Use of CWDM requires a Mux/Demux unit at both ends of the fiber link, a CWDM MUX/DEMUX with corresponding wavelengths, and SFP with corresponding wavelengths. is it also possible to DWDM in serie to increase number of channels.

Most uses Wavelengths: 1270 nm, 1290 nm, 1310 nm, 1330 nm, 1350 nm, 1370 nm, 1390 nm, 1410 nm, 1430 nm, 1450 nm, 1470 nm, 1490 nm, 1510 nm, 1530 nm, 1550 nm, 1570 nm, 1590 nm and 1610 nm

CWDM is cheaper to use than DWDM, about 1/5-1/3 of the cost. CWDM is about 5-10 times more expensive the if you have the fiber available, then traditional -LX/-LZ transceivers.

===1000BASE‑DWDM===
1000BASE-DWDM is a non-standard but industry accepted term to refer to Gigabit Ethernet transmission. It is very similar to 1000BASE-LX10 but achieves longer distances up 40–120 km, and up to 64 to 160 parallel channels over a pair of single-mode fibers due to higher quality optics than LX10 and use of DWDM, running on 1528-1565 nm wavelength lasers.

The most used channels are CH17-61 on Wavelength 1528.77-1563-86 nm.

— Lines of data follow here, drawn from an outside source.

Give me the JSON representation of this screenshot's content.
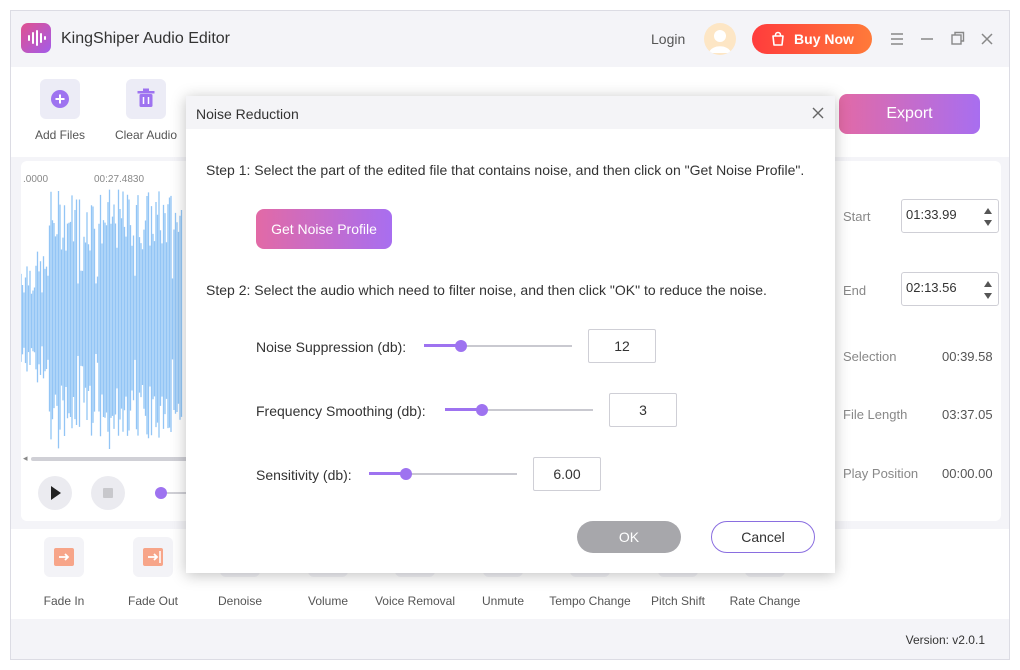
{
  "app": {
    "title": "KingShiper Audio Editor",
    "login_label": "Login",
    "buy_label": "Buy Now",
    "version": "Version: v2.0.1",
    "accent": "#9e73f0"
  },
  "toolbar": {
    "add_files": "Add Files",
    "clear_audio": "Clear Audio",
    "export_label": "Export"
  },
  "waveform": {
    "time_start": ".0000",
    "time_mark": "00:27.4830"
  },
  "info": {
    "start_label": "Start",
    "start_value": "01:33.99",
    "end_label": "End",
    "end_value": "02:13.56",
    "selection_label": "Selection",
    "selection_value": "00:39.58",
    "file_length_label": "File Length",
    "file_length_value": "03:37.05",
    "play_position_label": "Play Position",
    "play_position_value": "00:00.00"
  },
  "effects": [
    {
      "label": "Fade In"
    },
    {
      "label": "Fade Out"
    },
    {
      "label": "Denoise"
    },
    {
      "label": "Volume"
    },
    {
      "label": "Voice Removal"
    },
    {
      "label": "Unmute"
    },
    {
      "label": "Tempo Change"
    },
    {
      "label": "Pitch Shift"
    },
    {
      "label": "Rate Change"
    }
  ],
  "dialog": {
    "title": "Noise Reduction",
    "step1": "Step 1:  Select the part of the edited file that contains noise, and then click on \"Get Noise Profile\".",
    "get_profile_label": "Get Noise Profile",
    "step2": "Step 2:  Select the audio which need to filter noise, and then click \"OK\" to reduce the noise.",
    "params": [
      {
        "label": "Noise Suppression (db):",
        "value": "12",
        "level": 0.25
      },
      {
        "label": "Frequency Smoothing (db):",
        "value": "3",
        "level": 0.25
      },
      {
        "label": "Sensitivity (db):",
        "value": "6.00",
        "level": 0.25
      }
    ],
    "ok_label": "OK",
    "cancel_label": "Cancel"
  }
}
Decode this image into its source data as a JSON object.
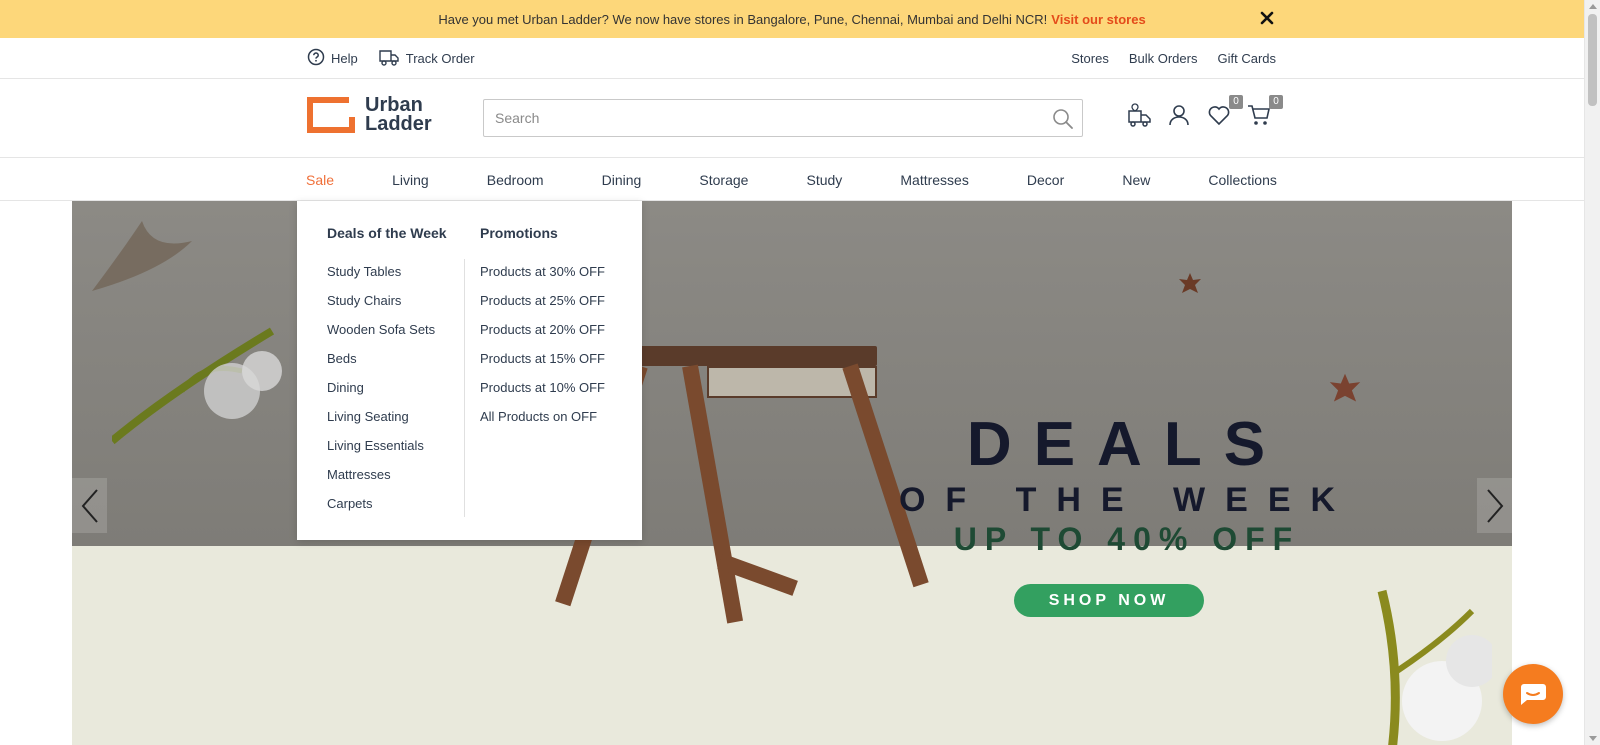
{
  "announcement": {
    "text": "Have you met Urban Ladder? We now have stores in Bangalore, Pune, Chennai, Mumbai and Delhi NCR!",
    "link": "Visit our stores"
  },
  "utility": {
    "help": "Help",
    "track_order": "Track Order",
    "right_links": [
      "Stores",
      "Bulk Orders",
      "Gift Cards"
    ]
  },
  "header": {
    "logo_line1": "Urban",
    "logo_line2": "Ladder",
    "search_placeholder": "Search",
    "wishlist_count": "0",
    "cart_count": "0"
  },
  "nav": {
    "items": [
      "Sale",
      "Living",
      "Bedroom",
      "Dining",
      "Storage",
      "Study",
      "Mattresses",
      "Decor",
      "New",
      "Collections"
    ],
    "active": "Sale"
  },
  "mega_menu": {
    "col1": {
      "heading": "Deals of the Week",
      "items": [
        "Study Tables",
        "Study Chairs",
        "Wooden Sofa Sets",
        "Beds",
        "Dining",
        "Living Seating",
        "Living Essentials",
        "Mattresses",
        "Carpets"
      ]
    },
    "col2": {
      "heading": "Promotions",
      "items": [
        "Products at 30% OFF",
        "Products at 25% OFF",
        "Products at 20% OFF",
        "Products at 15% OFF",
        "Products at 10% OFF",
        "All Products on OFF"
      ]
    }
  },
  "hero": {
    "title": "DEALS",
    "subtitle": "OF THE WEEK",
    "offer": "UP TO 40% OFF",
    "cta": "SHOP NOW"
  },
  "colors": {
    "announcement_bg": "#fdd77a",
    "accent": "#f0703a",
    "cta_green": "#33a060",
    "chat": "#f57c1f"
  }
}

To use DWDM it is necessary to use a Mux/Demux unit on both ends of the fiber link, a DWDM MUX/DEMUX with corresponding wavelengths, and SFP with corresponding wavelengths. is it also possible to use CWDM in series to increase the number of channels.

===1000BASE-RHx===
IEEE 802.3bv-2017 defines standardizes Gigabit Ethernet over step-index plastic optical fiber (POF) using -R 64b/65b large block encoding with red light (600–700 nm). 1000BASE-RHA is intended for home and consumer use (just clamping the bare POF), 1000BASE-RHB for industrial, and 1000BASE-RHC for automotive applications.

=== Optical interoperability ===
There may be optical interoperability with respective 1000BASE-X Ethernet interfaces on the same link. It is also possible with certain types of optics to have a mismatch in wavelength.

To achieve interoperability some criteria have to be met:
- Line encoding
- Wavelength (Note: It may be possible for certain types of optics to work with a mismatch in wavelength.)
- Duplex mode
- Media count
- Media type and dimension

1000BASE-X Ethernet is not backward compatible with 100BASE-X and is not forward compatible with 10GBASE-X.